Nik Lomax, a professor of population geography at Leeds University, says one problem faced by the next government will be how different regions are affected.
“One way of thinking about the implications of this is to assess the old-age dependency ratio – the number of people of retirement age for every 1,000 people of working age,” he says. “This reveals striking differences by geography, and will get larger over time as the number of old people relative to working age people increases.”
Just as fertility rates are falling fastest in the north-east, Wales, the south-west and parts of the Midlands, the dependency ratio is increasing in these regions too.
Harper says a clear trend shows fewer people entering the workforce and older people living longer, and not necessarily in good health.
“Men in areas that rank in the lowest third by average incomes will live until they are 80, but spend their 70s in ill health,” she says. “Men who live in the top third of affluent areas will live until their late 80s and won’t be ill or have a disability, on average, until they are 80.”

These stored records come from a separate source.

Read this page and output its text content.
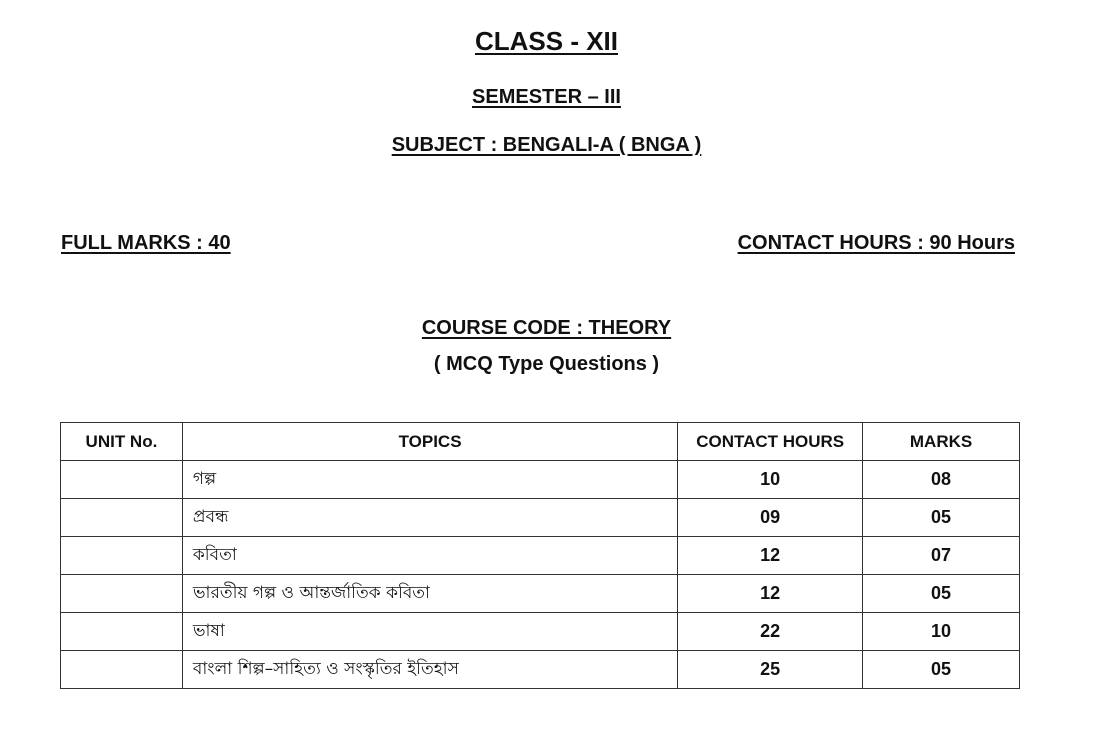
CLASS - XII
SEMESTER – III
SUBJECT : BENGALI-A ( BNGA )
FULL MARKS : 40	CONTACT HOURS : 90 Hours
COURSE CODE : THEORY
( MCQ Type Questions )
UNIT No.	TOPICS	CONTACT HOURS	MARKS
	গল্প	10	08
	প্রবন্ধ	09	05
	কবিতা	12	07
	ভারতীয় গল্প ও আন্তর্জাতিক কবিতা	12	05
	ভাষা	22	10
	বাংলা শিল্প–সাহিত্য ও সংস্কৃতির ইতিহাস	25	05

Harper says the Cameron government put ageing into its industrial strategy and considered many of the implications of falling birthrates and rising levels of ill health among a growing number of over-65s. But the industrial strategy and policy initiatives were later jettisoned.
Given that we are not going to change the dynamics of fertility rates and have women go back to producing three to four children, we need to extend people’s lives in a healthy way, Harper says.
Berrington says the implications for policymaking are “very significant – for example, the short-term decline in demand for childcare, maternity services and other parts of the economy that depend on people buying goods and services for children. “Policy responses to low fertility have tended to focus on ways to increase fertility,” she says. “However, many pronatalist policies do not work, especially cash benefits, as they tend to just bring forward in time births that would happen anyway, and not increase the overall number of births.”
Pronatalist policies – those that attempt to boost the birthrate – are also often problematic in terms of entrenching gender inequality and reducing reproductive freedom.
A report by the Social Market Foundation thinktank in 2021 said the tens of billions of pounds it would take to support an expansion of family welfare could be better spent. “We do not recommend that the government pursues a distinct ‘population strategy’ to increase the birthrate. However, the government should convene a cross-departmental working group to examine how different policies affect the birthrate,” it said.
Berrington says healthy ageing is crucial to the prospects for the economy, providing more workers and helping fill the state’s coffers.
“And governments will need to look to other policy solutions, such as increasing employment among groups which for different reasons – poor mental wellbeing, or because they have young children – have relatively high inactivity rates.”